The second began in the last week of October when weekly bookings reached their highest point, 64% of the same week in 2019. Bookings have been slowing down ever since; and in late November, they were down to 54% of 2019 levels, which was closely correlated with a fresh rise in Covid-19 cases since late October.
It is now likely that the emergence of the new Omicron variant, and the travel restrictions introduced in response, will inhibit demand for last-minute travel over the Christmas period.
Olivier Ponti, VP of Insights at ForwardKeys said: “2021 has been a year of travel recovery; but that recovery has been bumpy and patchy, with many established destinations displaced and several tourism-dependent destinations making valiant efforts to retain the patronage of leisure travellers.”
“It has also been a tug of war between a strong pent-up demand to travel on the one hand and travel restrictions, imposed by governments to inhibit the spread of Covid-19 on the other.”
With leisure travel in domestic markets, the Americas as a tourism hotspot and regional airhubs all highlighted as 2021’s key travel trends, there are demographic data trends to dive into here too.

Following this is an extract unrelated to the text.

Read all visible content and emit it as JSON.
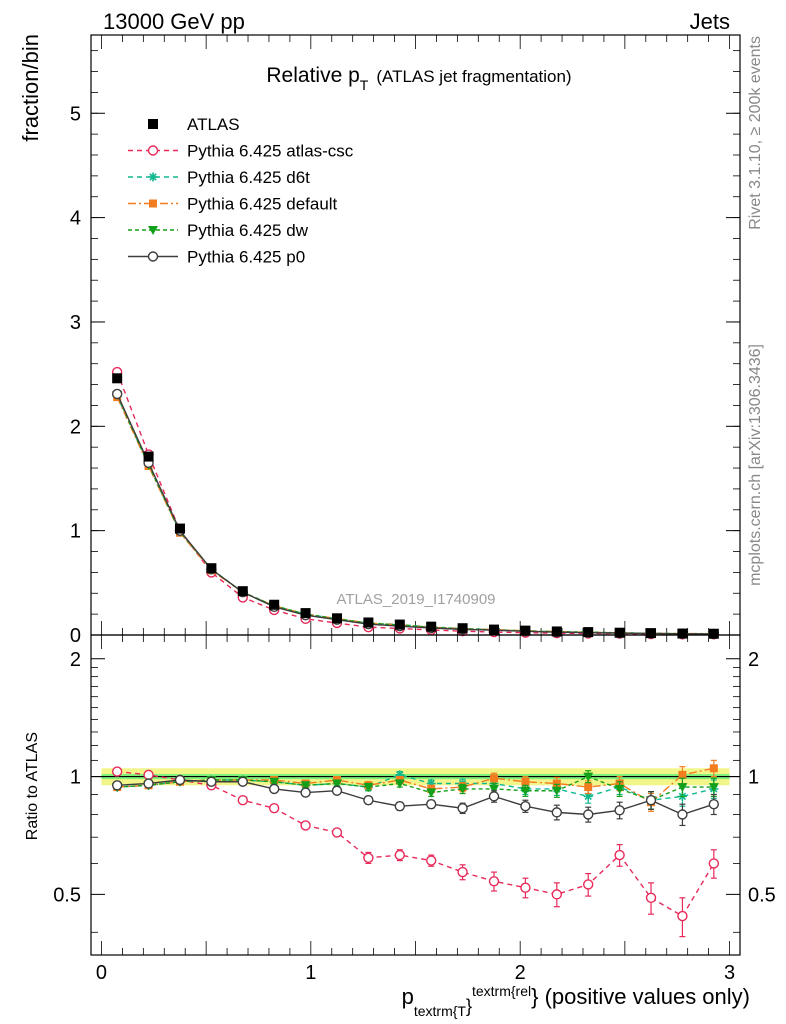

“The Americas presents a significant opportunity for travel retail brands to target resilient domestic market travellers across the region,” says Echolution partner, Eamonn Leacy. “Regionally, the Americas has the most niche and diverse demographics data sets for profiling travellers and targeting them by destination, by spending power, by brand propensity and by travel or shopping habits.
“In addition, having the latest flights data trends to hand, showcases the opportunities to target travellers pre-trip, in transit (especially via airhubs and major leisure tourism destinations) and in market. With the rise in domestic tourism comes rich traveller behaviour insights, capturing more marketing segments for tourists in their home markets that can be personalised down to their trip itineraries and for after their return.”